On pouvait aussi considérer que la jeunesse de l'accusé jouait comme circonstance atténuante : il ne maîtrisait pas ses pulsions, il ne se rendait pas compte des choses pour ne pas avoir une expérience très grande de la vie.
Mais là encore, le jury mélange deux éléments : il y a la personnalité de l'accusé telle qu'elle leur apparaît : quelqu'un qui sait où il est et ce qu'il veut, et ce qui apparaîtrait dans le dossier. Du coup le jury refuse cette circonstance atténuante aussi.
En revanche le jury, et en nous le disant, M. Blaty rompt le secret des délibérations - et voyez, cela ne semble pas du tout choquant, ce qui prouve que ce secret est un crétinerie supplémentaire de la procédure française - le jury donc a sans doute trouvé une circonstance aggravante qui a sans doute annulé dans son esprit les autres circonstances atténuantes qu'il aurait pu retenir : le comportement de l'accusé.

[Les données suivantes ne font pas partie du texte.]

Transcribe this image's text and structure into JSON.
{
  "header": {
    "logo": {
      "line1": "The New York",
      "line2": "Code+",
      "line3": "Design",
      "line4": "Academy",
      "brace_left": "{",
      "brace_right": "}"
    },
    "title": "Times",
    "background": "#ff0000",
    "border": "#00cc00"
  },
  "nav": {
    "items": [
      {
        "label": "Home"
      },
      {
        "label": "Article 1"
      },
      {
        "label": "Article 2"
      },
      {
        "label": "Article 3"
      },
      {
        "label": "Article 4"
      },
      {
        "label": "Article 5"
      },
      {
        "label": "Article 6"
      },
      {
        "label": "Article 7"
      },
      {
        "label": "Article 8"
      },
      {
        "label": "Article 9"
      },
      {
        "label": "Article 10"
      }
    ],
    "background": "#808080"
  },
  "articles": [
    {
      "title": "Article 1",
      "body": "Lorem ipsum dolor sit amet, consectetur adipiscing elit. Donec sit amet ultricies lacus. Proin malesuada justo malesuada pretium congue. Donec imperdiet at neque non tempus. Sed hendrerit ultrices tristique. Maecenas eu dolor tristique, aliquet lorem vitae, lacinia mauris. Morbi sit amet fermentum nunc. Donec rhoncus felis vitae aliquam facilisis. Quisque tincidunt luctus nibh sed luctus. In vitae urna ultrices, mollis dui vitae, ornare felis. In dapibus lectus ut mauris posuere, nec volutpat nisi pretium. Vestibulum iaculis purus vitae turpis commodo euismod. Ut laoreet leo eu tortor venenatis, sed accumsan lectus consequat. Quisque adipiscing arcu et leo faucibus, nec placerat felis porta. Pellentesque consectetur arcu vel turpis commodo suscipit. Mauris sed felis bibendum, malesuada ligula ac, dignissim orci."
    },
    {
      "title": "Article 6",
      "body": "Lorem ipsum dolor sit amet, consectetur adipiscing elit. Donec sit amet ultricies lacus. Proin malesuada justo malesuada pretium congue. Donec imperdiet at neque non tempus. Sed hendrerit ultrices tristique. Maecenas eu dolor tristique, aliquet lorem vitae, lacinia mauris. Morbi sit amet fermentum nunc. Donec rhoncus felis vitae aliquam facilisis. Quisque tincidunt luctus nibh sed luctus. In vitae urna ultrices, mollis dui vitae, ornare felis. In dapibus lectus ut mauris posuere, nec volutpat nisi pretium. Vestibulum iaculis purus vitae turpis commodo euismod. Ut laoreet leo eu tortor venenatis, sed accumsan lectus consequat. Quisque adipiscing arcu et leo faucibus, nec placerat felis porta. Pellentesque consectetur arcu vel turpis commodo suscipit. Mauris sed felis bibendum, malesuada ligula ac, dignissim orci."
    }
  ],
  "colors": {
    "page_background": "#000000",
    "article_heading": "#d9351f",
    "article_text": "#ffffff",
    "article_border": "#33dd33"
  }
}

L'accusé ne reconnaît pas son crime. Or pour juger de cette circonstance aggravante, il y a un préalable. L'accusé est-il bien coupable ? Autrement dit : n'y a-t-il pas le moindre doute sur sa culpabilité. Or ces doutes existent et l'avocat de la défense les a tous cités : la façon rocambolesque dont on retrouve le couteau, le fait invraisemblable qu'on retrouve un pantalon dans le coffre, ce qui ne veut rien dire, le fait que le garagiste ne reconnaisse pas la voiture, ni Jean Rambla. Tous ces éléments, le jury se devait de les prendre en compte puisqu'il doit prendre en compte et les arguments de l'accusation et les arguments de la défense. Comme il ne le fait pas, et qu'il pense qu'il est au-dessus des arguments de la défense, ça ne peut que mal se terminer.
Je ne peux considérer l'attitude de l'accusé, qu'au regard des preuves que le dossier rapporte. Or toutes ces preuves sont problématiques.
Donc en ne considérant pas les arguments de la défense concernant la culpabilité, le jury ne pouvait définir correctement le sens de l'attitude de l'accusé. De même devait-il combiner l'attitude de l'accusé, circonstance aggravante, avec sa jeunesse, son manque d'expérience, circonstances atténuantes.
Pour moi, il ne fait aucun doute, si tout ceci était écrit et faisait partie du jugement, vous comprenez que cela forcerait les juges à la rigueur et que les jugements seraient beaucoup moins contestables et contestés.
Donc ceci explique la raison pour laquelle personne ne le propose véritablement parmi la classe politique et pourquoi la france est en fait un pays très en retard, un pays qui ne reconnaît en fait les droits de l'homme que contraint et forcé.